Expression and function of de novo H3K4me3-marked genes in leo1Δ cells depend on Set1. (a) Venn diagram shows the overlap among genes that are upregulated in leo1Δ cells relative to wild-type, downregulated in leo1Δset1Δ compared to leo1Δ, and exhibit increased H3K4me3 enrichment in leo1Δ cells. (b) Bar graph shows normalized expression counts for the 8 genes with de novo H3K4me3 peaks in WT, leo1Δ, and leo1Δset1Δ cells. (c) Descriptions of the functions of the 8 genes, based on the Saccharomyces Genome Database (https://www.yeastgenome.org/). (d-f) RT-PCR results show the expression of 3 representative genes ((d) DAN4, (e) HES1, and (f) PBI1) among the 8 with de novo H3K4me3 in WT, leo1Δ, set1Δ, and leo1Δset1Δ cells under normoxic and hypoxic conditions. Student's t-test was used to compared the groups. One, 2, or 3 asterisks (*, **, ***) are used to indicate the level of statistical significance, corresponding to P-values of ≤.05, ≤.01, and ≤.001, respectively. n.s. means not significant. (g) Quantification of sterol uptake using NBD-cholesterol fluorescence in WT, leo1Δ, and leo1Δ set1Δ was performed by adding NBD-cholesterol to the culture medium. Scale bar represents 100 µm. (h) Western blot shows restoration of H3K4me3 by reintroducing pRS315-SET1 in leo1Δset1Δ cells.

Fig. 3

Context-dependent requirement for Set1-mediated H3K4 trimethylation in gene activation in the absence of Leo1. (a) In wild-type cells, Leo1 is not recruited to the promoters of the sterol uptake genes and these genes remain transcriptionally silent under normoxic conditions. However, Leo1 associates with the transcription factor Upc2, which regulates sterol metabolism genes. (b) We propose that deletion of Leo1 leads to derepression of sterol uptake genes.

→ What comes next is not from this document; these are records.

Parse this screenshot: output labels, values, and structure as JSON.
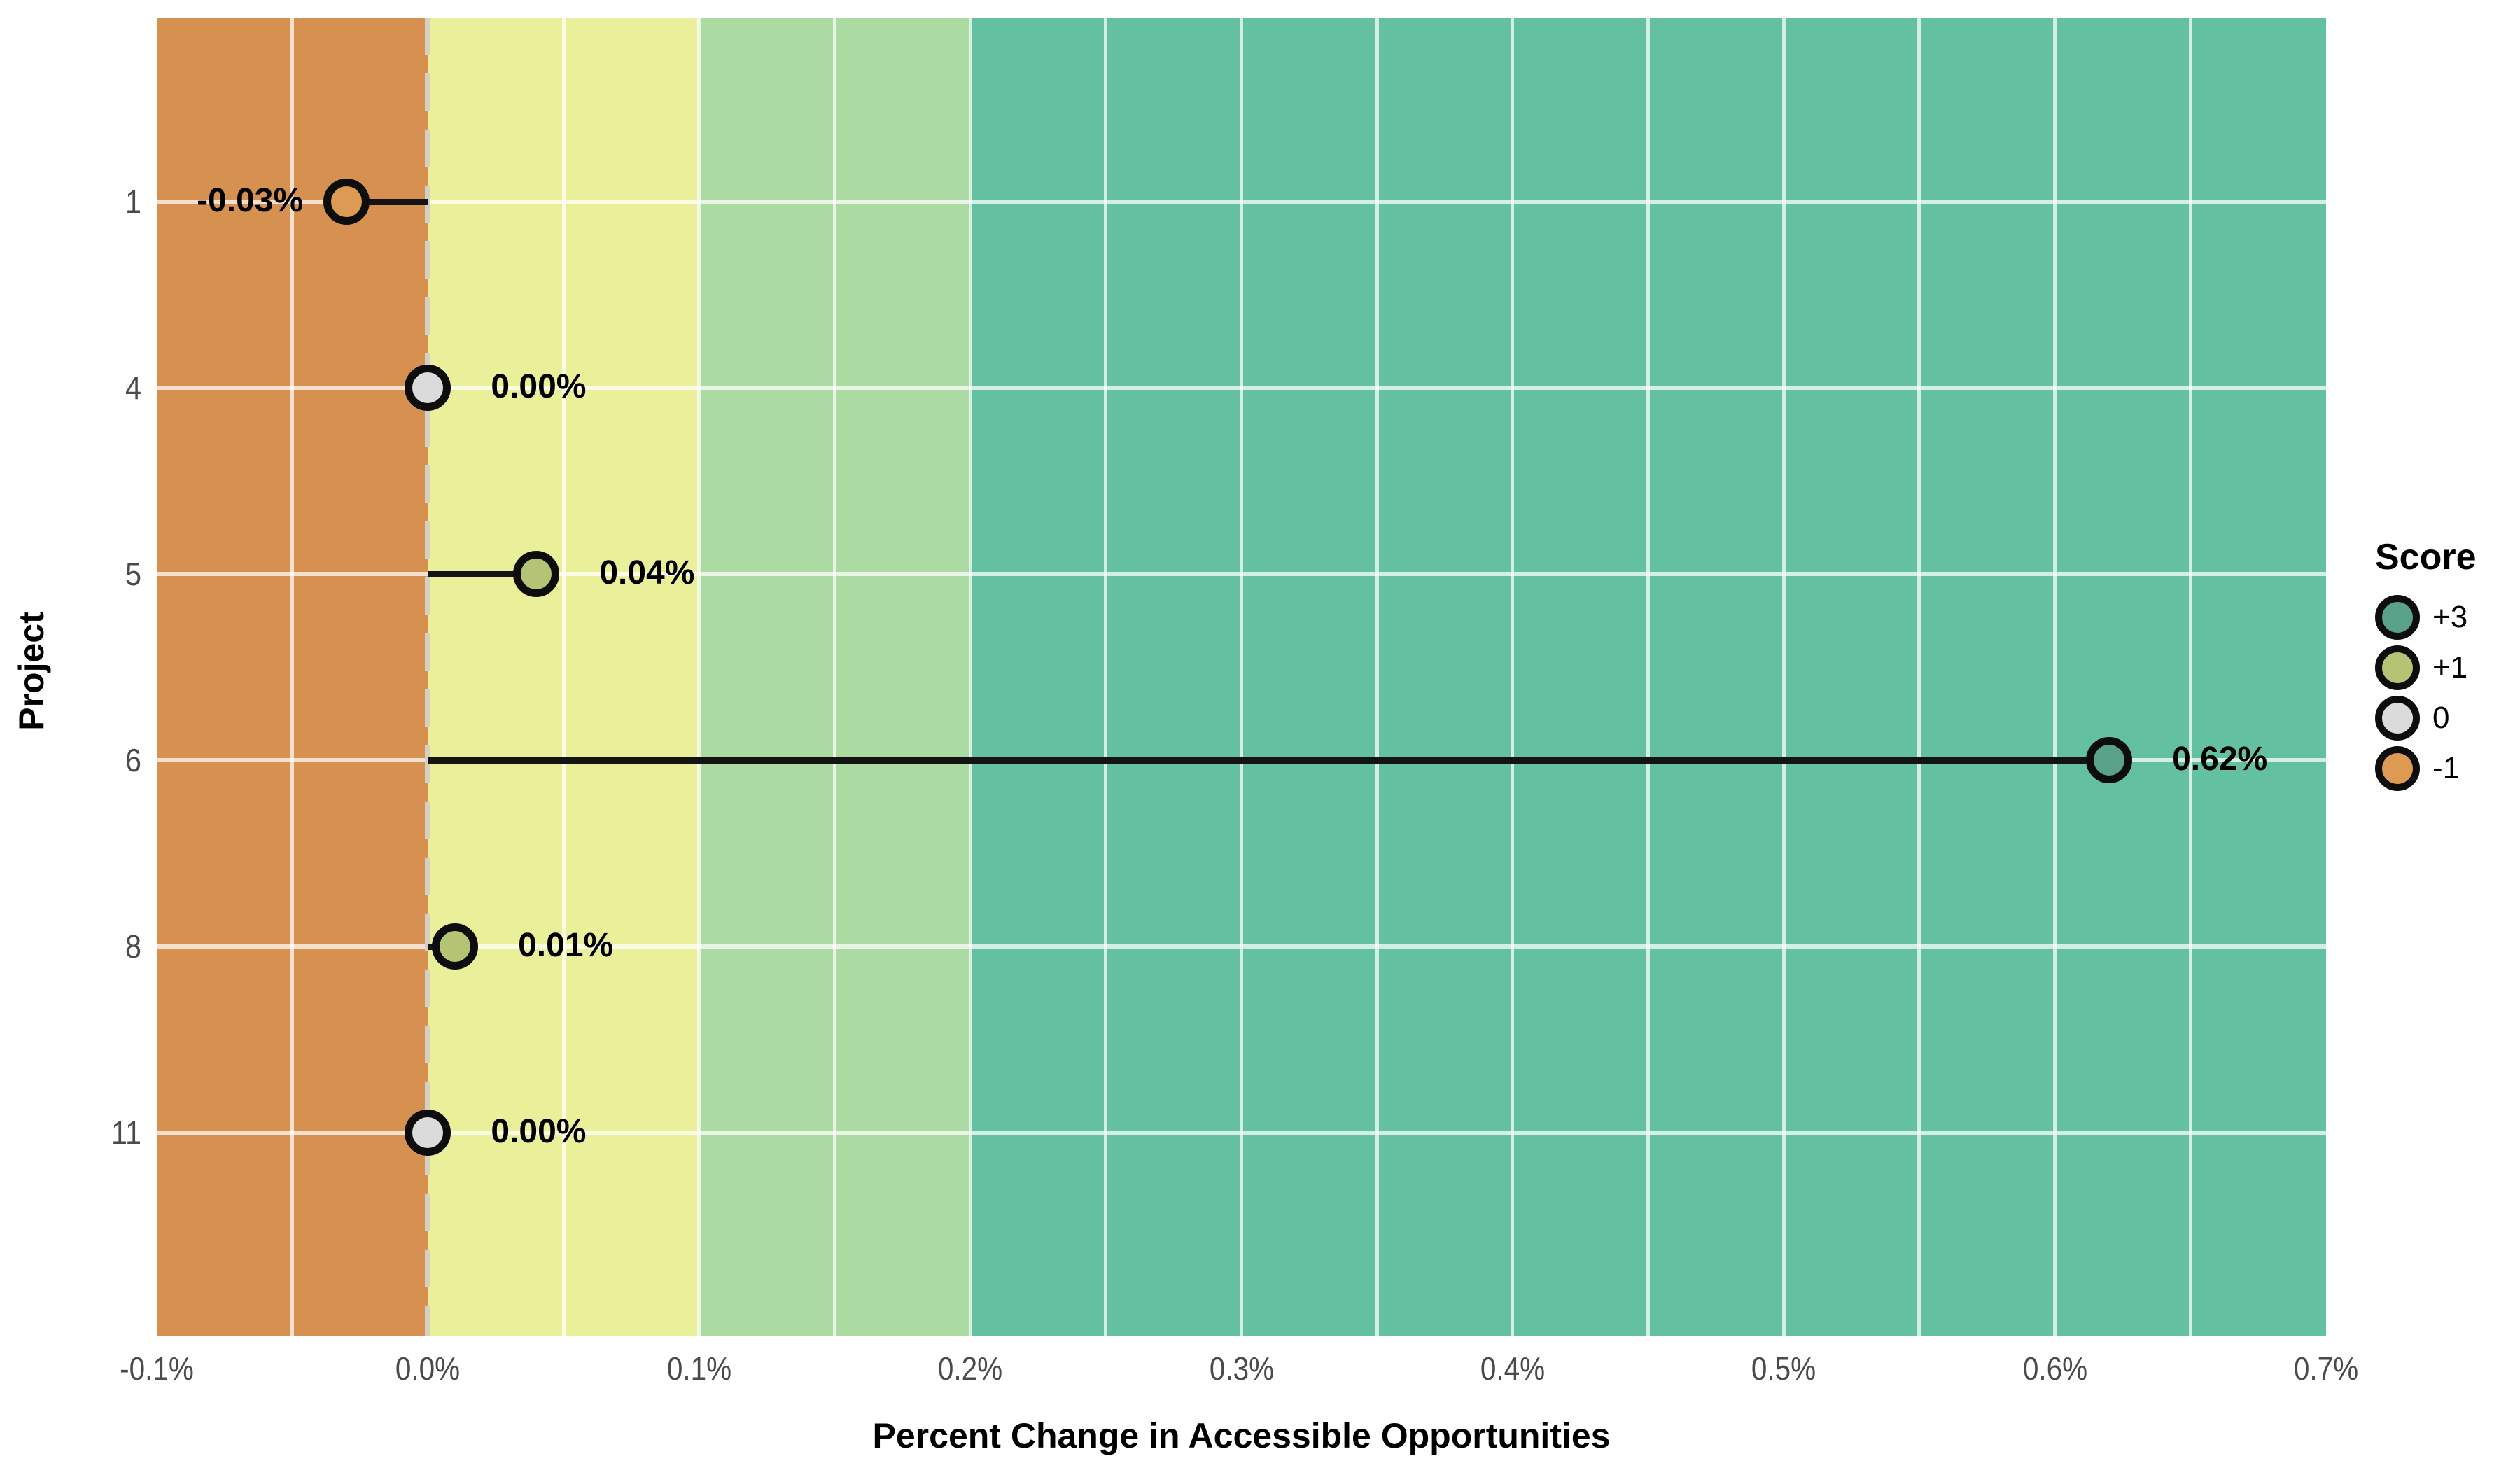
{
  "chart_data": {
    "type": "lollipop",
    "title": "",
    "xlabel": "Percent Change in Accessible Opportunities",
    "ylabel": "Project",
    "xlim": [
      -0.1,
      0.7
    ],
    "x_ticks": [
      {
        "value": -0.1,
        "label": "-0.1%"
      },
      {
        "value": 0.0,
        "label": "0.0%"
      },
      {
        "value": 0.1,
        "label": "0.1%"
      },
      {
        "value": 0.2,
        "label": "0.2%"
      },
      {
        "value": 0.3,
        "label": "0.3%"
      },
      {
        "value": 0.4,
        "label": "0.4%"
      },
      {
        "value": 0.5,
        "label": "0.5%"
      },
      {
        "value": 0.6,
        "label": "0.6%"
      },
      {
        "value": 0.7,
        "label": "0.7%"
      }
    ],
    "grid_minor_step_pct": 0.05,
    "grid_on": true,
    "rows": [
      {
        "project": "1",
        "value_pct": -0.03,
        "label": "-0.03%",
        "score": "-1"
      },
      {
        "project": "4",
        "value_pct": 0.0,
        "label": "0.00%",
        "score": "0"
      },
      {
        "project": "5",
        "value_pct": 0.04,
        "label": "0.04%",
        "score": "+1"
      },
      {
        "project": "6",
        "value_pct": 0.62,
        "label": "0.62%",
        "score": "+3"
      },
      {
        "project": "8",
        "value_pct": 0.01,
        "label": "0.01%",
        "score": "+1"
      },
      {
        "project": "11",
        "value_pct": 0.0,
        "label": "0.00%",
        "score": "0"
      }
    ],
    "score_colors": {
      "+3": "#5AA189",
      "+1": "#B5C374",
      "0": "#DBDBDB",
      "-1": "#DC9A52"
    },
    "bands": [
      {
        "from_pct": -0.1,
        "to_pct": 0.0,
        "color": "#D6904F"
      },
      {
        "from_pct": 0.0,
        "to_pct": 0.1,
        "color": "#E9F099"
      },
      {
        "from_pct": 0.1,
        "to_pct": 0.2,
        "color": "#ABDAA3"
      },
      {
        "from_pct": 0.2,
        "to_pct": 0.7,
        "color": "#63C1A2"
      }
    ],
    "zero_reference_line_pct": 0.0,
    "legend": {
      "title": "Score",
      "position": "right",
      "entries": [
        {
          "label": "+3",
          "color": "#5AA189"
        },
        {
          "label": "+1",
          "color": "#B5C374"
        },
        {
          "label": "0",
          "color": "#DBDBDB"
        },
        {
          "label": "-1",
          "color": "#DC9A52"
        }
      ]
    },
    "colors": {
      "gridline": "rgba(255,255,255,0.72)",
      "zero_dash": "#D5D0C4",
      "stem": "#141414",
      "tick_text": "#4a4a4a",
      "value_text": "#000000"
    }
  }
}
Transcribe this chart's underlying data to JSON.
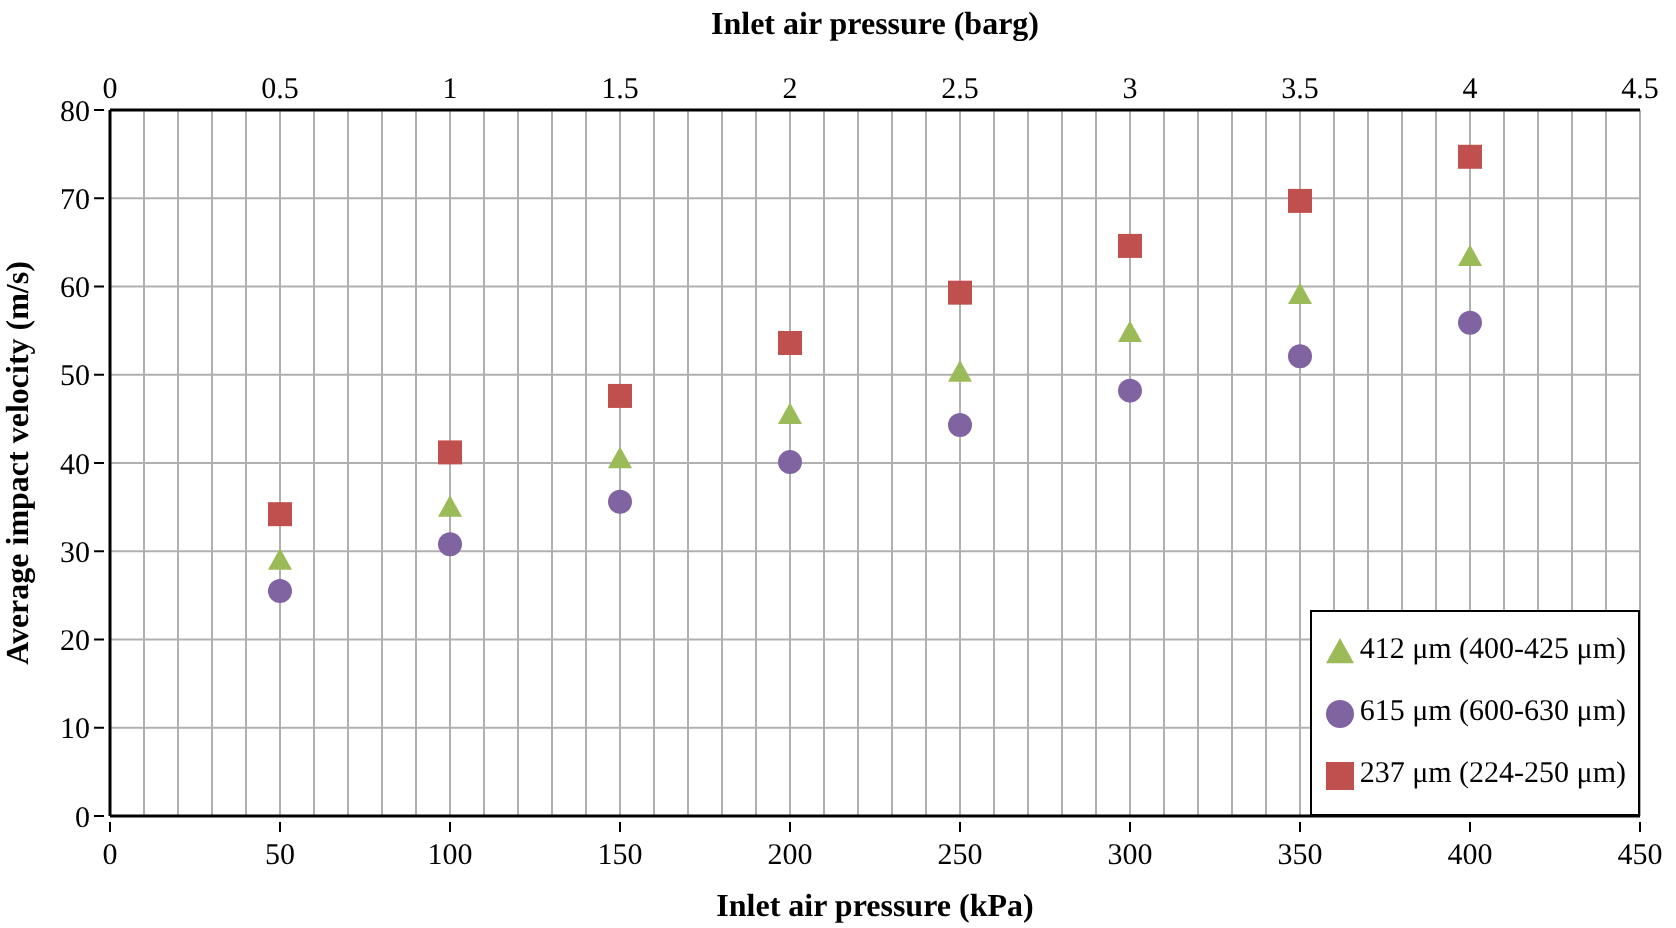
{
  "chart_data": {
    "type": "scatter",
    "xlabel": "Inlet air pressure (kPa)",
    "ylabel": "Average impact velocity (m/s)",
    "x2label": "Inlet air pressure (barg)",
    "x": [
      50,
      100,
      150,
      200,
      250,
      300,
      350,
      400
    ],
    "series": [
      {
        "name": "412 μm (400-425 μm)",
        "color": "#9bbb59",
        "marker": "triangle",
        "values": [
          29,
          35,
          40.5,
          45.5,
          50.3,
          54.8,
          59.1,
          63.4
        ]
      },
      {
        "name": "615 μm (600-630 μm)",
        "color": "#8064a2",
        "marker": "circle",
        "values": [
          25.5,
          30.8,
          35.6,
          40.1,
          44.3,
          48.2,
          52.1,
          55.9
        ]
      },
      {
        "name": "237 μm (224-250 μm)",
        "color": "#c0504d",
        "marker": "square",
        "values": [
          34.2,
          41.2,
          47.6,
          53.6,
          59.3,
          64.6,
          69.7,
          74.7
        ]
      }
    ],
    "xlim": [
      0,
      450
    ],
    "xticks": [
      0,
      {
        "value": 10,
        "label": null
      },
      {
        "value": 20,
        "label": null
      },
      {
        "value": 30,
        "label": null
      },
      {
        "value": 40,
        "label": null
      },
      50,
      {
        "value": 60,
        "label": null
      },
      {
        "value": 70,
        "label": null
      },
      {
        "value": 80,
        "label": null
      },
      {
        "value": 90,
        "label": null
      },
      100,
      {
        "value": 110,
        "label": null
      },
      {
        "value": 120,
        "label": null
      },
      {
        "value": 130,
        "label": null
      },
      {
        "value": 140,
        "label": null
      },
      150,
      {
        "value": 160,
        "label": null
      },
      {
        "value": 170,
        "label": null
      },
      {
        "value": 180,
        "label": null
      },
      {
        "value": 190,
        "label": null
      },
      200,
      {
        "value": 210,
        "label": null
      },
      {
        "value": 220,
        "label": null
      },
      {
        "value": 230,
        "label": null
      },
      {
        "value": 240,
        "label": null
      },
      250,
      {
        "value": 260,
        "label": null
      },
      {
        "value": 270,
        "label": null
      },
      {
        "value": 280,
        "label": null
      },
      {
        "value": 290,
        "label": null
      },
      300,
      {
        "value": 310,
        "label": null
      },
      {
        "value": 320,
        "label": null
      },
      {
        "value": 330,
        "label": null
      },
      {
        "value": 340,
        "label": null
      },
      350,
      {
        "value": 360,
        "label": null
      },
      {
        "value": 370,
        "label": null
      },
      {
        "value": 380,
        "label": null
      },
      {
        "value": 390,
        "label": null
      },
      400,
      {
        "value": 410,
        "label": null
      },
      {
        "value": 420,
        "label": null
      },
      {
        "value": 430,
        "label": null
      },
      {
        "value": 440,
        "label": null
      },
      450
    ],
    "x2lim": [
      0,
      4.5
    ],
    "x2ticks": [
      0,
      0.5,
      1,
      1.5,
      2,
      2.5,
      3,
      3.5,
      4,
      4.5
    ],
    "ylim": [
      0,
      80
    ],
    "yticks": [
      0,
      10,
      20,
      30,
      40,
      50,
      60,
      70,
      80
    ],
    "grid": true,
    "legend": "bottom right"
  }
}
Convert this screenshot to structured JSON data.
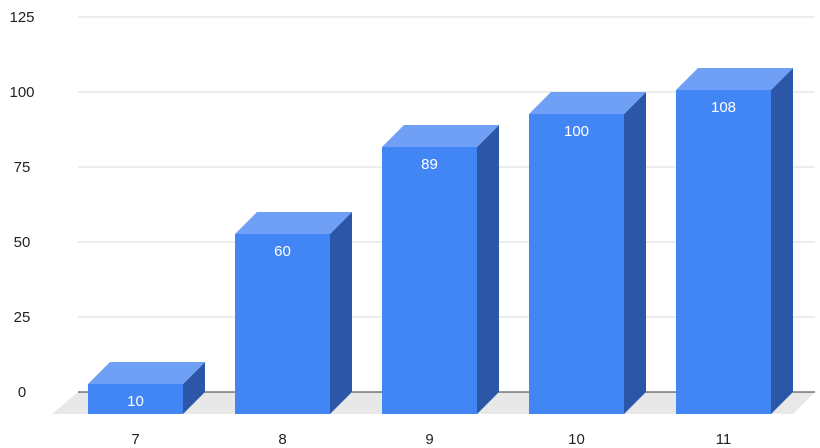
{
  "chart_data": {
    "type": "bar",
    "style": "3d",
    "categories": [
      "7",
      "8",
      "9",
      "10",
      "11"
    ],
    "values": [
      10,
      60,
      89,
      100,
      108
    ],
    "data_labels": [
      "10",
      "60",
      "89",
      "100",
      "108"
    ],
    "yticks": [
      "0",
      "25",
      "50",
      "75",
      "100",
      "125"
    ],
    "ylim": [
      0,
      125
    ],
    "grid": true,
    "legend": "none",
    "colors": {
      "bar_front": "#4285f4",
      "bar_top": "#6fa0f6",
      "bar_side": "#2c56a8",
      "floor": "#e8e8e8"
    }
  }
}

Under these conditions, Set1-mediated H3K4 trimethylation is deposited de novo at these loci and becomes essential for sustaining transcriptional activation. (c) In contrast, in the absence of Set1, the sterol uptake genes fail to maintain expression, demonstrating a context-dependent requirement for ongoing H3K4 methylation. Importantly, other Paf1C components do not show this phenotype, indicating that the regulatory function of Leo1 in sterol metabolism is distinct from general Paf1C activity.